Officially, an NASD spokeswoman would only say that, "we cannot comment on any of that at this time." However, an NASD governor, Richard Romano, was quoted in a published report as saying that, "There has been some formal discussion on it." Romano, the president of the investment firm, Romano Brothers & Co., in Evanston, Ill., added that there has been no decision on a rule change.

Negative Comments

The last year and a half have been a bad time for many analysts. Few actually made any negative comments about the tech stocks that have tanked since the spring of 2000. But complaints have flooded Wall Street that analysts are pitching stocks that they owned or in which their employers held a stake or in which their firms are making a market.

That's why the NASD's Regulatory Division proposed a tougher analyst rule earlier this year.

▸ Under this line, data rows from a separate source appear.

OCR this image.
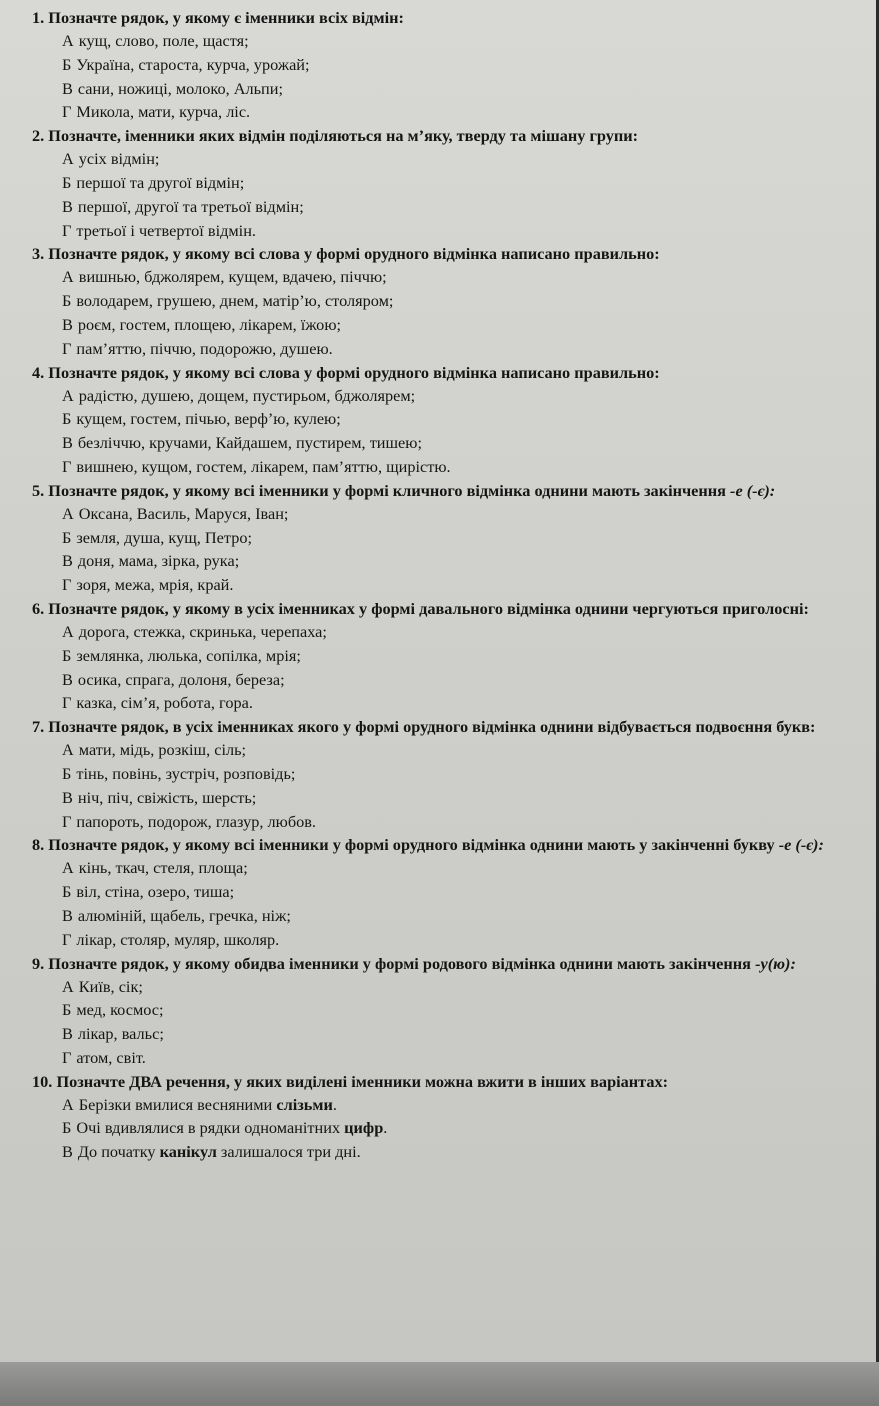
1. Позначте рядок, у якому є іменники всіх відмін:
А кущ, слово, поле, щастя;
Б Україна, староста, курча, урожай;
В сани, ножиці, молоко, Альпи;
Г Микола, мати, курча, ліс.
2. Позначте, іменники яких відмін поділяються на м’яку, тверду та мішану групи:
А усіх відмін;
Б першої та другої відмін;
В першої, другої та третьої відмін;
Г третьої і четвертої відмін.
3. Позначте рядок, у якому всі слова у формі орудного відмінка написано правильно:
А вишнью, бджолярем, кущем, вдачею, піччю;
Б володарем, грушею, днем, матір’ю, столяром;
В роєм, гостем, площею, лікарем, їжою;
Г пам’яттю, піччю, подорожю, душею.
4. Позначте рядок, у якому всі слова у формі орудного відмінка написано правильно:
А радістю, душею, дощем, пустирьом, бджолярем;
Б кущем, гостем, пічью, верф’ю, кулею;
В безліччю, кручами, Кайдашем, пустирем, тишею;
Г вишнею, кущом, гостем, лікарем, пам’яттю, щирістю.
5. Позначте рядок, у якому всі іменники у формі кличного відмінка однини мають закінчення -е (-є):
А Оксана, Василь, Маруся, Іван;
Б земля, душа, кущ, Петро;
В доня, мама, зірка, рука;
Г зоря, межа, мрія, край.
6. Позначте рядок, у якому в усіх іменниках у формі давального відмінка однини чергуються приголосні:
А дорога, стежка, скринька, черепаха;
Б землянка, люлька, сопілка, мрія;
В осика, спрага, долоня, береза;
Г казка, сім’я, робота, гора.
7. Позначте рядок, в усіх іменниках якого у формі орудного відмінка однини відбувається подвоєння букв:
А мати, мідь, розкіш, сіль;
Б тінь, повінь, зустріч, розповідь;
В ніч, піч, свіжість, шерсть;
Г папороть, подорож, глазур, любов.
8. Позначте рядок, у якому всі іменники у формі орудного відмінка однини мають у закінченні букву -е (-є):
А кінь, ткач, стеля, площа;
Б віл, стіна, озеро, тиша;
В алюміній, щабель, гречка, ніж;
Г лікар, столяр, муляр, школяр.
9. Позначте рядок, у якому обидва іменники у формі родового відмінка однини мають закінчення -у(ю):
А Київ, сік;
Б мед, космос;
В лікар, вальс;
Г атом, світ.
10. Позначте ДВА речення, у яких виділені іменники можна вжити в інших варіантах:
А Берізки вмилися весняними слізьми.
Б Очі вдивлялися в рядки одноманітних цифр.
В До початку канікул залишалося три дні.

As originally proposed last summer, the NASD rule would require firms to disclose if they own more than a five-percent stake of a company's stock that they're trying to sell. The rule would also mandate the disclosure of the ownership of any position, including a short position, by an analyst employed by the firm. And it would require that an investor be told if a financial company made any compensation to a selling firm within the last 12 months. Market making relationships would have to be clarified.

Under the current regulations, firms must today disclose if they acted as a market maker or an underwriter in the last three years and if the brokerage firm or its officers own options, rights or warrants in the company that is being analyzed. For many critics of the trading industry, those standards aren't good enough.

Merrill Lynch and Credit Suisse First Boston are among the big firms that have recently imposed new, tougher disclosure restrictions on the holdings of their analysts. However, finding new standards that are acceptable to most parties is difficult. "It's a tough issue, there's no easy resolution, but they're working on it," Eugene Isenberg, an NASD governor, said in a published report. Any proposed rule changes approved by the NASD must be reviewed by the Securities and Exchange Commission.